With individuals working within a community, they are depending upon each other as they are each going about their day working to improve their own lives.[/quote]
There are a multiplicity of motivations that drive individuals and not all of them are based upon self-improvement. There are actually people who at the sacrifice of personal self interest are driven to serve the community. But having said that you've, unsurprisingly, missed the point.
The individual is responsible to themselves
and to the society, just as a society cannot deny individual expression, ambition and initiative for neither the individual or a society survive without the other. This is why pitting individualism against collectivism is a false dichotomy. In order to the individual to thrive a society much provide an environment where that is possible and by the same token the individual must contribute to the society that provides that environment. The question that confronts every social organism is how to balance the needs and requirements of both the collective and the individual, be that society as rudimentary as a society of hunter gathers or a complex industrial nation. Every political economist from Adam Smith to Karl Marx understood this relationship.

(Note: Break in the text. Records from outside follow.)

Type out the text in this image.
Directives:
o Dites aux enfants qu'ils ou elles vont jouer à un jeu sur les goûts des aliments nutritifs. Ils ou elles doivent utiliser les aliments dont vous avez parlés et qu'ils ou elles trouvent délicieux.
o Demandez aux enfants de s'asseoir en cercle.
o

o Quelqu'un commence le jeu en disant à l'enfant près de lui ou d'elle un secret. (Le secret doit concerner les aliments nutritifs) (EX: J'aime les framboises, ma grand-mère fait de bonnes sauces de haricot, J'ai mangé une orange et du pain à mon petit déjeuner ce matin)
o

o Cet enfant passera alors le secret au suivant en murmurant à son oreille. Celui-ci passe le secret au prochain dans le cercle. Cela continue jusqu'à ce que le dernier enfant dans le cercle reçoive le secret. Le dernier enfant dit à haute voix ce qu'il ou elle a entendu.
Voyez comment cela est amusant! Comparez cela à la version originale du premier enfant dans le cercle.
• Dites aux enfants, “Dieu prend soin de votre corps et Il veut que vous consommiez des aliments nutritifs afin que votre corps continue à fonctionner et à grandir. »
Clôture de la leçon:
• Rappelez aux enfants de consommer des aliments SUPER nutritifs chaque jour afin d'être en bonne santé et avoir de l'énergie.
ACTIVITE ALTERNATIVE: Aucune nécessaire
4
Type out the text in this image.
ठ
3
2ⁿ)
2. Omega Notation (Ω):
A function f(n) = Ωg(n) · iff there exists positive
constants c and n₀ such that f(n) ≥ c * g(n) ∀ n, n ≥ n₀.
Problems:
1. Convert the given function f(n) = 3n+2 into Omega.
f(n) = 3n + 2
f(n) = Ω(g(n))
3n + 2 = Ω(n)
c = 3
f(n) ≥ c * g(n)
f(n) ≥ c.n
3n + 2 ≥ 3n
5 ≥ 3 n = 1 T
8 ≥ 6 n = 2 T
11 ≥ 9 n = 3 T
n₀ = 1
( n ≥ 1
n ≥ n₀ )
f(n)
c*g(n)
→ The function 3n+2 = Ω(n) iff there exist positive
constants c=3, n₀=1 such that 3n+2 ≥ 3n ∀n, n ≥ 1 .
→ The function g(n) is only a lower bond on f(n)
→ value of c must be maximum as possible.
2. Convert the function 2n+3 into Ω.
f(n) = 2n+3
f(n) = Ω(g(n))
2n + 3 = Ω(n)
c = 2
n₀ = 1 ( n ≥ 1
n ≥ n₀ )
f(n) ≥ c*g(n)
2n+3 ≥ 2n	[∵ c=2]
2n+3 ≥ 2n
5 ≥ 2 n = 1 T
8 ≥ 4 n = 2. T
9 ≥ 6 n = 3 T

Being responsible for yourself is a wonderful platitude, but if is a sophism, it is deceptive because human survival from archaic humans to modern man where the species simply could not have survived by simply being "responsible" for oneself. There are too many aspects of human survival that have and still require collective effort. When we go about our day to improve our lives, we are in fact going about endeavors that for the most part ultimately are for the benefit of society as a whole. In short even individual endeavors are collectivist by nature.